For employees, the existing annual bonus plan was an important element of overall compensation and focused primarily on the performance of the company as a whole. This approach failed to recognize the unique positions of business units and regional offices and individuals felt unable to influence their bonus outcome. Crucially, performance was measured against budget and offered no reward for outperformance.
While the company had an equity plan in place for top management, not all of the management team opted to participate. This led to a disjointed leadership group each with different long-term group targets. Further complicating the disparity, a majority of the team had individually negotiated contracts with personal targets focused purely on individual gains rather than group performance.
First, a detailed analysis of the existing employee bonus plan was conducted by looking at historical payouts versus performance, employee turnover by region, and employee opinions through a series of interviews.
It was clear that payouts were subject purely to performance against budget which was becoming increasingly hard to set.
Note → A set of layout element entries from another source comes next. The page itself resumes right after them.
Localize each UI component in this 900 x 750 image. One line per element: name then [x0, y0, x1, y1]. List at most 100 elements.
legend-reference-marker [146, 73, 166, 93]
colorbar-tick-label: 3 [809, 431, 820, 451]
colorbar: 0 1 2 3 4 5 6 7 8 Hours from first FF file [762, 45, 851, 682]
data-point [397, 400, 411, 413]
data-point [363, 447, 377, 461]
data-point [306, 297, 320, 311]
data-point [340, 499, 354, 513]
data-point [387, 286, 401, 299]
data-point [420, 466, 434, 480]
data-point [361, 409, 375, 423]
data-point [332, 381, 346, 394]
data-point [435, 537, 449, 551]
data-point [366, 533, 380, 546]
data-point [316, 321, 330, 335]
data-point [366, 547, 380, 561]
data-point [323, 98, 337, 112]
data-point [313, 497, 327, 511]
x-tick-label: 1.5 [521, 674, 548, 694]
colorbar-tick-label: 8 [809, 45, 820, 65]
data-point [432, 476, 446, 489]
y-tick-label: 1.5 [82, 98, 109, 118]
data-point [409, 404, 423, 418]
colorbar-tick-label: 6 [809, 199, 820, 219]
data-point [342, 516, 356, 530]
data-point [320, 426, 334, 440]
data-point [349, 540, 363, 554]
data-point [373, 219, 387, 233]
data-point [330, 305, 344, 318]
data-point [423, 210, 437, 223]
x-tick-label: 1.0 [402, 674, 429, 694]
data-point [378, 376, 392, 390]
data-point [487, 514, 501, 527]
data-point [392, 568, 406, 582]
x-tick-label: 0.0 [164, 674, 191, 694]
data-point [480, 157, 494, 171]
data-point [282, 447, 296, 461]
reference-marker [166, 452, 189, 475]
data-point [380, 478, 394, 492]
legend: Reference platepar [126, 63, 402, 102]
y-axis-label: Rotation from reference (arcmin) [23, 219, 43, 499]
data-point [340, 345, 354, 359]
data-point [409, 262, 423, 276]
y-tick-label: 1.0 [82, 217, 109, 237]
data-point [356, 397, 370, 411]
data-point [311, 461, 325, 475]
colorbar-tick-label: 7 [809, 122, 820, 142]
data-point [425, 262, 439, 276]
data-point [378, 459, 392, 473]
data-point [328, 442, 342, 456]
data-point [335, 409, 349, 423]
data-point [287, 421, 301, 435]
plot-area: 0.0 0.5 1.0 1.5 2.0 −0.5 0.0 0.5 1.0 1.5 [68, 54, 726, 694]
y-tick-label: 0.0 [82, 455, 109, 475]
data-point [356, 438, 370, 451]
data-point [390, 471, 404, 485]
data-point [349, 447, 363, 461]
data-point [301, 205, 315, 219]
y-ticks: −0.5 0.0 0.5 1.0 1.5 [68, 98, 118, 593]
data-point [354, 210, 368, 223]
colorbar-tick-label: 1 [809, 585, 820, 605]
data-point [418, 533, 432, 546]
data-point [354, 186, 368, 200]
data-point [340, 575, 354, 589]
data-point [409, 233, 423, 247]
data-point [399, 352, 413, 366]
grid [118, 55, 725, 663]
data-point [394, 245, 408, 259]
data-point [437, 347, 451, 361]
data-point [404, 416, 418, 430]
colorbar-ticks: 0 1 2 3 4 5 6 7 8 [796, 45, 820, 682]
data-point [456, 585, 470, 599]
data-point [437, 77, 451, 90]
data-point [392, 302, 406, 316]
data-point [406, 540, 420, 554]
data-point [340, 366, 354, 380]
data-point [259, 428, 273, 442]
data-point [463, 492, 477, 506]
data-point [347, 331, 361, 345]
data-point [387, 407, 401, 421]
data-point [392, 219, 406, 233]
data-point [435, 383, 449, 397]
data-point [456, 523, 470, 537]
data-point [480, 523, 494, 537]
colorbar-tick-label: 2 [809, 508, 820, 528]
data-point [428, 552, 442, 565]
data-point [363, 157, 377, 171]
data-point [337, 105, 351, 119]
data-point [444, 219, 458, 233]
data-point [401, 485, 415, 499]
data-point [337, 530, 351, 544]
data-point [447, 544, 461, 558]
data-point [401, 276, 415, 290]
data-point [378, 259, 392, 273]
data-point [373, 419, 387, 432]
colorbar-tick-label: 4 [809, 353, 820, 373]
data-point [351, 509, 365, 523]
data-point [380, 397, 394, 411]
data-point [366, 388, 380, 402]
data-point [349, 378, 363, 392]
Employee turnover varied regionally, but compensation was often quoted as being the reason for departure. There was also a widely held consensus that participants had no line-of-sight and no way of influencing their bonus outcome.
A transparent bonus plan which would reward outperformance of budget was therefore proposed. This was based on equal split funding between group and business unit performance. In this scenario, individuals had line-of-sight for at least half of the bonus pool funding. The global bonus pool was then allocated according to business unit performance and combined with the business unit bonus pool. Subsequent allocations to participants could then be made based on individual performance.
Delegating responsibility for individual business units to fund and allocate bonus pools was a significant step for the company and was intended to increase transparency and gain trust from participants. In turn, it was anticipated that this would improve loyalty and reduce employee turnover. Ultimately, the future of the company was reliant on its leadership team’s ability to clearly define success. A key element of this was to first bring the leadership team together and reinforce a partnership culture that would support teamwork. A long-term incentive plan for management was proposed that allowed participants to share in the growth in value of the company. This incentive required no target-setting and provided a single, overarching objective for all participants—increasing the value of the company.
The new bonus was successfully implemented and the company adopted a universal “reward curve”, which was tailored to each business unit. It has given ownership to business units and promoted collaboration between business unit leaders to deliver broader group objectives. This approach enables participants to share in the success of both group and local performance. In addition, the increased transparency of the bonus has increased employees’ trust in the bonus plan, making it a more valued element of the overall compensation package.
This incentive structure has also allowed the CEO to bring about cultural changes that would otherwise have been impossible to contemplate, let alone deliver. Previously, top management was comprised of individuals each working towards their own version of success to ensure their individually negotiated schemes would pay out. Today, top management is aligned via a single incentive with a common goal and company-wide view of success.